Updated

A year ago, ALS was a disease that many people only knew through its association with baseball legend Lou Gehrig. The primary challenge in advancing ALS research was to familiarize Americans with this fatal, incurable brain disease.

It's been immensely exciting, then, that things have changed, and ALS is now at the forefront of our cultural conversations through the wild success of last summer’s Ice Bucket Challenge and vocal support from Oscar winners Eddie Redmayne and Julianne Moore.

Sunday night, Eddie Redmayne won a Best Actor Oscar—on top of his recent Golden Globe and SAG Awards—for his poignant turn, in "The Theory of Everything," as physicist Stephen Hawking, who has lived with an ALS-like motor neuron disease for decades. Redmayne went so far as to dedicate his Oscar to “all those people around the world suffering with ALS.”

Best Actress winner Julianne Moore called attention to "Still Alice’s" writer and co-director Richard Glatzer, who lives with ALS, in her Oscar and Golden Globes acceptance speeches.

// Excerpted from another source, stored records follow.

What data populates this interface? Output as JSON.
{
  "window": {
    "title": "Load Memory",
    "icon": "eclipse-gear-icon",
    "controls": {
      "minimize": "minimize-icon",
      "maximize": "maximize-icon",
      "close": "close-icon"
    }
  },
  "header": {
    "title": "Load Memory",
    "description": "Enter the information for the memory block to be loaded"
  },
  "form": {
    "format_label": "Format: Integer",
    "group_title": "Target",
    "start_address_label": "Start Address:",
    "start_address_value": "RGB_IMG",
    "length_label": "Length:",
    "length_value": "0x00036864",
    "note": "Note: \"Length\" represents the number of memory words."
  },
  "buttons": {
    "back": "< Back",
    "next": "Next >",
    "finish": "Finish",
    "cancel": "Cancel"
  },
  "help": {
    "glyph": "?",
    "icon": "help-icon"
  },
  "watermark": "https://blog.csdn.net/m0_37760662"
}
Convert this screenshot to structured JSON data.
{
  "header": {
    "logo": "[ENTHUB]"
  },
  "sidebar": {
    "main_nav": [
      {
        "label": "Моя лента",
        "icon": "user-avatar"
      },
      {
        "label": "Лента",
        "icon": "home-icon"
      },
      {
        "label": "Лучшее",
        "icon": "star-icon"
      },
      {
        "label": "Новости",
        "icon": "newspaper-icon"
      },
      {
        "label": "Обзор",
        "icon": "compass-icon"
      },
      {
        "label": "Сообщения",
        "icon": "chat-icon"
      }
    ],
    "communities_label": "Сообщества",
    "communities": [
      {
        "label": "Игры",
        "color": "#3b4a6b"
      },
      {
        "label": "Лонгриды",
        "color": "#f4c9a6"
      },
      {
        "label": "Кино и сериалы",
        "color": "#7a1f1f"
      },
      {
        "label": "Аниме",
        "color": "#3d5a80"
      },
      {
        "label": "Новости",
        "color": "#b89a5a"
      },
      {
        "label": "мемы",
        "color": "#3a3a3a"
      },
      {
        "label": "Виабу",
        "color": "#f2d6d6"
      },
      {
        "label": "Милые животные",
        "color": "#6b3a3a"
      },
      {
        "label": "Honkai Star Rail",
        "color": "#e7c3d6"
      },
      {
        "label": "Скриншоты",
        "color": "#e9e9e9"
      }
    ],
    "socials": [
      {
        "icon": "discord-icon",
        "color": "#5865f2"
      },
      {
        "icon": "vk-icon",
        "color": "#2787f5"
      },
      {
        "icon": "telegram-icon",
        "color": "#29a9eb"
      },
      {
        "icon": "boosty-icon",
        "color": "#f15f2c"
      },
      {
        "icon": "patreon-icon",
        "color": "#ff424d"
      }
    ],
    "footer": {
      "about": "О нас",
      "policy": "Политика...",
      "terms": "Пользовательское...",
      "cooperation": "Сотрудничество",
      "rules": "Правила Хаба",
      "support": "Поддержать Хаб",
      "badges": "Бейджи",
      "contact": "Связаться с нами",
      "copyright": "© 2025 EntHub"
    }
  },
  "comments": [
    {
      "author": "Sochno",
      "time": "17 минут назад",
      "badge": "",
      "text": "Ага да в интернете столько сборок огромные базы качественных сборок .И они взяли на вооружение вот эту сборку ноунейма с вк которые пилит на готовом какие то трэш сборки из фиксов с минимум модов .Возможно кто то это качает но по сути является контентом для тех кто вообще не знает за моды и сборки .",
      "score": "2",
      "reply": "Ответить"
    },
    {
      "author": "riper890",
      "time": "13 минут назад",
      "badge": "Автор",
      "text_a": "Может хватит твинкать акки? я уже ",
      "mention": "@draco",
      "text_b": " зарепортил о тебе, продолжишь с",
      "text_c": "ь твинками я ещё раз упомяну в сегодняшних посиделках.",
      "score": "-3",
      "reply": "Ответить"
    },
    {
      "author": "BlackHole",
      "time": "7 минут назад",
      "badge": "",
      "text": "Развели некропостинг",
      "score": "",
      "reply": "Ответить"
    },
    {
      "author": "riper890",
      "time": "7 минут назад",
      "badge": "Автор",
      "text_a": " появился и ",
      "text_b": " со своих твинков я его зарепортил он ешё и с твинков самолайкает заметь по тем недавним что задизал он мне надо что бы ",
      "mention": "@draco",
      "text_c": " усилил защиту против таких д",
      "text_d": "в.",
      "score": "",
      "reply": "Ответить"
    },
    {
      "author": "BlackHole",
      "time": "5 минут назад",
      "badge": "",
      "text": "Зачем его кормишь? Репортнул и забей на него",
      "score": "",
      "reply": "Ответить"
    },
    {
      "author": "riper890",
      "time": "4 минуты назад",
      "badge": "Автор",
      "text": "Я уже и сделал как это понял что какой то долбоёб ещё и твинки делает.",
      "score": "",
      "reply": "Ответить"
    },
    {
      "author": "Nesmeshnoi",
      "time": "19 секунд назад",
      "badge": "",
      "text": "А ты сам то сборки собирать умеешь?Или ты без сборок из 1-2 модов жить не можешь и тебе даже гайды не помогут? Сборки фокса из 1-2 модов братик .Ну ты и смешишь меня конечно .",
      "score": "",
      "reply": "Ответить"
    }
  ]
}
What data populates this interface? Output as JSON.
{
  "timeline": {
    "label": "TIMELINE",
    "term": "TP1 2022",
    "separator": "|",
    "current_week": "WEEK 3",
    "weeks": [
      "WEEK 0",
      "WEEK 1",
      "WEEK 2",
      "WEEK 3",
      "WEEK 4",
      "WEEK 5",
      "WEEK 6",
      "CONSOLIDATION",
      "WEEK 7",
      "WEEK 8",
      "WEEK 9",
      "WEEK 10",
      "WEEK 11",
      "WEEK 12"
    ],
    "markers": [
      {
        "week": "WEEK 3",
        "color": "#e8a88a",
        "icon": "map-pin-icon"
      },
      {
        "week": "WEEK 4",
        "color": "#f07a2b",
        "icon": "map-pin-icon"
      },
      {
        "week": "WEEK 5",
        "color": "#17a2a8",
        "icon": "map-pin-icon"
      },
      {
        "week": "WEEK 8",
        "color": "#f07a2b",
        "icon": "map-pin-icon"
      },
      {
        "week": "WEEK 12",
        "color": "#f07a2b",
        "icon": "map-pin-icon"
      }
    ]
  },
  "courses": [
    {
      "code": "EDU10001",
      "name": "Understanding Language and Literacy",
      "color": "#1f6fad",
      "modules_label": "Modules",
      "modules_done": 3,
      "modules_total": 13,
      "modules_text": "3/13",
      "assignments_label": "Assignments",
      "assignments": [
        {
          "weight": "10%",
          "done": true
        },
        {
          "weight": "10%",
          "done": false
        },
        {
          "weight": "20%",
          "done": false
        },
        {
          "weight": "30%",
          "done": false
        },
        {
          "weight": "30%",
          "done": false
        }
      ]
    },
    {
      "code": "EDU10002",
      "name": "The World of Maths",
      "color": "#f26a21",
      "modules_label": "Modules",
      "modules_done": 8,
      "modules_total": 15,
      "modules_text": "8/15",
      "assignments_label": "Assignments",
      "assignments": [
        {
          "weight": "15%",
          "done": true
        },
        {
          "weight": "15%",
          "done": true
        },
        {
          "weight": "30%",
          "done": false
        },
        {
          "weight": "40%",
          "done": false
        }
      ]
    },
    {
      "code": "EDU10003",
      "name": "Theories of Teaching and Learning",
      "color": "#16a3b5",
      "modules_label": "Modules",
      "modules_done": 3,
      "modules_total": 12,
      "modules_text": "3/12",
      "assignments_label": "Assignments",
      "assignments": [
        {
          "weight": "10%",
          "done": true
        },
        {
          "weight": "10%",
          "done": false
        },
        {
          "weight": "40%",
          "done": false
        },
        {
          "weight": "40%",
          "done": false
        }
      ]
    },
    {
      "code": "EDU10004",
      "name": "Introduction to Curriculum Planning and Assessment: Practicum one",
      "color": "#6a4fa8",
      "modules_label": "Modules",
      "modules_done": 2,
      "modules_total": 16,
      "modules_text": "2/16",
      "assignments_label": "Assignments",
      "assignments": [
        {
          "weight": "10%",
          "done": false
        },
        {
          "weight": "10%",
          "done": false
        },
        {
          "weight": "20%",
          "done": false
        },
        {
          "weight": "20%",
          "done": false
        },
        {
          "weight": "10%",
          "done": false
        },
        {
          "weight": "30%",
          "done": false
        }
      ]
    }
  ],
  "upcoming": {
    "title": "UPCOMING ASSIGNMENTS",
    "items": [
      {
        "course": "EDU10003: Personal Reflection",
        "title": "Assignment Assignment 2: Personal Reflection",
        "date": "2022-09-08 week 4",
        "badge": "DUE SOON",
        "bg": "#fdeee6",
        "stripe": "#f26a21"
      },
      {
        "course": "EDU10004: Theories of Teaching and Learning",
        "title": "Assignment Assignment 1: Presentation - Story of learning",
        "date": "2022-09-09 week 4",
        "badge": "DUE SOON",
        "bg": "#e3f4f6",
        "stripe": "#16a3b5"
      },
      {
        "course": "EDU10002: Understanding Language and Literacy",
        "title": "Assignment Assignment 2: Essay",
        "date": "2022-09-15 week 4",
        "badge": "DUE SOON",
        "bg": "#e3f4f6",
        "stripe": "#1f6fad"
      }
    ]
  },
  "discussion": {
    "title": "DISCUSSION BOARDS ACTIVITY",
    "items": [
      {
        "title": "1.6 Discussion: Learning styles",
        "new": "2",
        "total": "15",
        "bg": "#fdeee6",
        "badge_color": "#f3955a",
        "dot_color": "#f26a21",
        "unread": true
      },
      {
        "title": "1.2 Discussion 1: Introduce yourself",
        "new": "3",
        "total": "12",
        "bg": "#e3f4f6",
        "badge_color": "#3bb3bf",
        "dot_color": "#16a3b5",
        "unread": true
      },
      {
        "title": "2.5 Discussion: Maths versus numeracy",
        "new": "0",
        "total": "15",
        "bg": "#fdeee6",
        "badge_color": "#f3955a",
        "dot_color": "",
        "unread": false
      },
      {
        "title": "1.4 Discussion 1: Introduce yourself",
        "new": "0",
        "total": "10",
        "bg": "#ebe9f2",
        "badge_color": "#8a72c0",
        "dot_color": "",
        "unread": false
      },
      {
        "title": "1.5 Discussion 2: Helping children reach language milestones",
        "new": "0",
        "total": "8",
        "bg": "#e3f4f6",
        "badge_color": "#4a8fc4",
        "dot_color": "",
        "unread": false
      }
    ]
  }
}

But even—especially—as ALS receives much-needed attention, we must demand aggressive work toward understanding the disease, and increased money poured into developing rational academic research into effective therapies.

When we founded Project A.L.S. in 1998, we wanted to change the paradigm for brain disease research—to force top scientists from myriad backgrounds to focus on ALS, work together, share data openly, and interrogate all possible avenues toward understanding this complicated disease. We called in experts from all fields to investigate why the brain cells called motor neurons—which are responsible for sending messages to muscles throughout the body—die in ALS, and how we might rescue them.

In the past seventeen years, we’ve achieved measurable results in understanding what goes wrong in this disease and how we might stop its many causes, ranging from rogue genes, to misfolded proteins, to neuroinflammation.

Thanks to the Ice Bucket Challenge, we have been able to accelerate this discovery in the past months—and Project A.L.S. has already committed 100% of monies donated through this viral phenomenon to our research programs.

This has allowed us to undertake the first cutting-edge study of the role lipids play in ALS. We have redoubled our efforts to understand why eye movements remain unaffected in ALS, and to transfer that resilience onto vulnerable motor neuron populations.

We are also able to advance the groundbreaking “ALS in a Dish” model, which Project A.L.S. pioneered in 2008, and which allows scientists to take skin samples from a person living with ALS, and turn them into motor neurons that show his or her unique genetic information. Now, we are homing in on compounds that rescue these motor neurons—including some drugs that are already approved to treat diabetes, epilepsy, and cancer—and are working to leverage our discoveries with pharmaceutical companies able to develop therapies for ALS.

We are proud of this progress—but until medicines can help those currently living with ALS, we must fight to further increase understanding of the disease, demand more from our researchers, and pursue strategic partnerships with companies able to get the first effective treatments to patients.

Advances in genetics have taught us that about 5% of cases of ALS are inherited; beyond these familial strains, ALS has no corroborated causes. It cannot be treated, and commands a life expectancy of 2 to 5 years. It's an unrelenting disease, and its neurodegenerative relatives offer similarly bleak prognoses. Every public mention of ALS excites us—and by turn, compels us to ask every American who's learned about this terrible disease to support research toward its cure.

ALS is no longer a hidden disease; its ravages are front and center. Now, let’s give the media a new story to tell, by working aggressively to stop ALS and related diseases once and for all.